27 sierpnia 2013 07:37 / 2 osobom podoba się ten post
smagana wichrem

Znam urynoterapię, czyli leczenie moczem... choć sama nigdy jej nie stosowałam, ale używałam moczu zewnętrznie z dobrym skutkiem ... To metoda naszych babek na pleśniawki (stosowałam u moich dzieci), i czasem jedyny środek na rany używany w trakcie wojen.... ))))do nowadanuta-  Biedne dzieci....:((( wstydziłabym się nawet przyznać do tak prymitywnych metot...a,żeby jeszcze je polecać? mam nadzieję,że nie znajdziesz naśladowców.

Nie jestem przeciwko żadnej metodzie, która działa ....  W czasie wojen używano mocz i to żołnierz obsikiwał żołnierza - zgodnie z instrukcją udzielaną z ''góry"...  Znałam osobiście kobietę, która stosowała urynoterapię ... Bardzo poważnie chora czepiała się wszystkiego ... Nie mnie ją oceniać ... Dla mnie problemem jest tylko to, że nasze ciało wysikuje  lepsze na zewnątrz ... , a gorsze pozostawia w sobie - traktując organizm jako filter ... Zgodnie z logiką powinno być odwrotnie... Dlatego jestem przeciwnikiem tej metody - bo zwyczajnie wolę aby moje ciało gorsze wysikikiwało .... Nie wydaje mi się też aby moj post był promocją urynoterapiii
Gdy moje dzieci były małe nie było wielu nowoczesnych środków na pleśniawki, dostępne nie działały, a to działało, więc stosowałam to co działało...  Teraz nie wiem - świat ewouluje, może i mocz będzie miał inaczej ....?))))
27 sierpnia 2013 07:52 / 3 osobom podoba się ten post
To nie są metody prymitywne, w Pompejach u rzemieślników wytwarzających broń stał specjalny pojemnik i wchodzący był proszony o oddanie moczu.

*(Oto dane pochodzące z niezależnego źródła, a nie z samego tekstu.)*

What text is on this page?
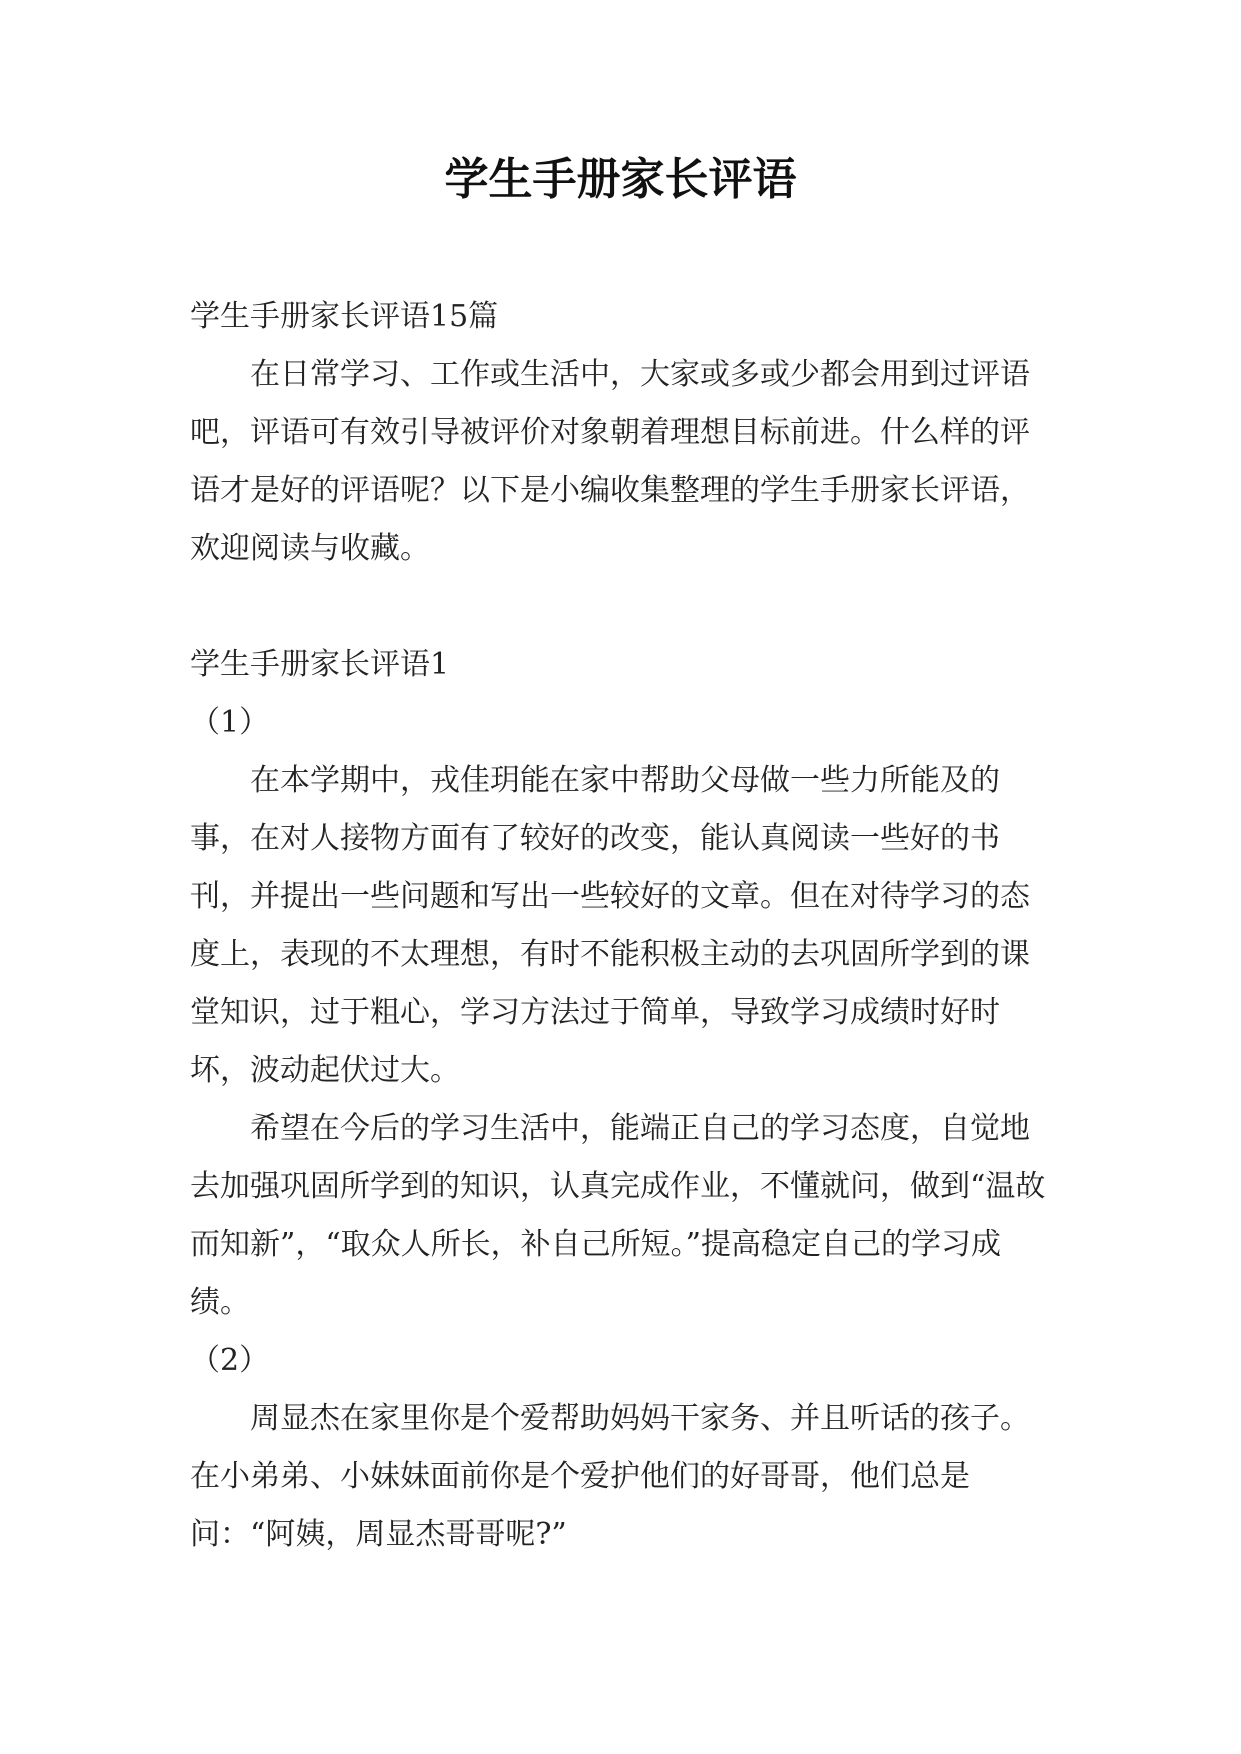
学生手册家长评语

学生手册家长评语15篇

在日常学习、工作或生活中，大家或多或少都会用到过评语吧，评语可有效引导被评价对象朝着理想目标前进。什么样的评语才是好的评语呢？以下是小编收集整理的学生手册家长评语，欢迎阅读与收藏。

学生手册家长评语1

（1）

在本学期中，戎佳玥能在家中帮助父母做一些力所能及的事，在对人接物方面有了较好的改变，能认真阅读一些好的书刊，并提出一些问题和写出一些较好的文章。但在对待学习的态度上，表现的不太理想，有时不能积极主动的去巩固所学到的课堂知识，过于粗心，学习方法过于简单，导致学习成绩时好时坏，波动起伏过大。

希望在今后的学习生活中，能端正自己的学习态度，自觉地去加强巩固所学到的知识，认真完成作业，不懂就问，做到“温故而知新”，“取众人所长，补自己所短。”提高稳定自己的学习成绩。

（2）

周显杰在家里你是个爱帮助妈妈干家务、并且听话的孩子。在小弟弟、小妹妹面前你是个爱护他们的好哥哥，他们总是问：“阿姨，周显杰哥哥呢?”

Potem w nim zanurzano miecze, był to jeden z etapów ich wyrabiania. Z rzymskiej broni nikt się nie śmiał, wręcz przeciwnie. Urynologia jest znana i ceniona od kilku tysięcy lat w Indiach, a taki okres czasu pozwala docenić co jest dobre dla naszych chorób. Ale w Europie jesteśmy często zbyt jednostronni i aroganccy, by uznać wartość czegoś innego, niż proponuje nasza medycyna, oparta głownie na chemii, powodującej skutki uboczne dla zdrowia.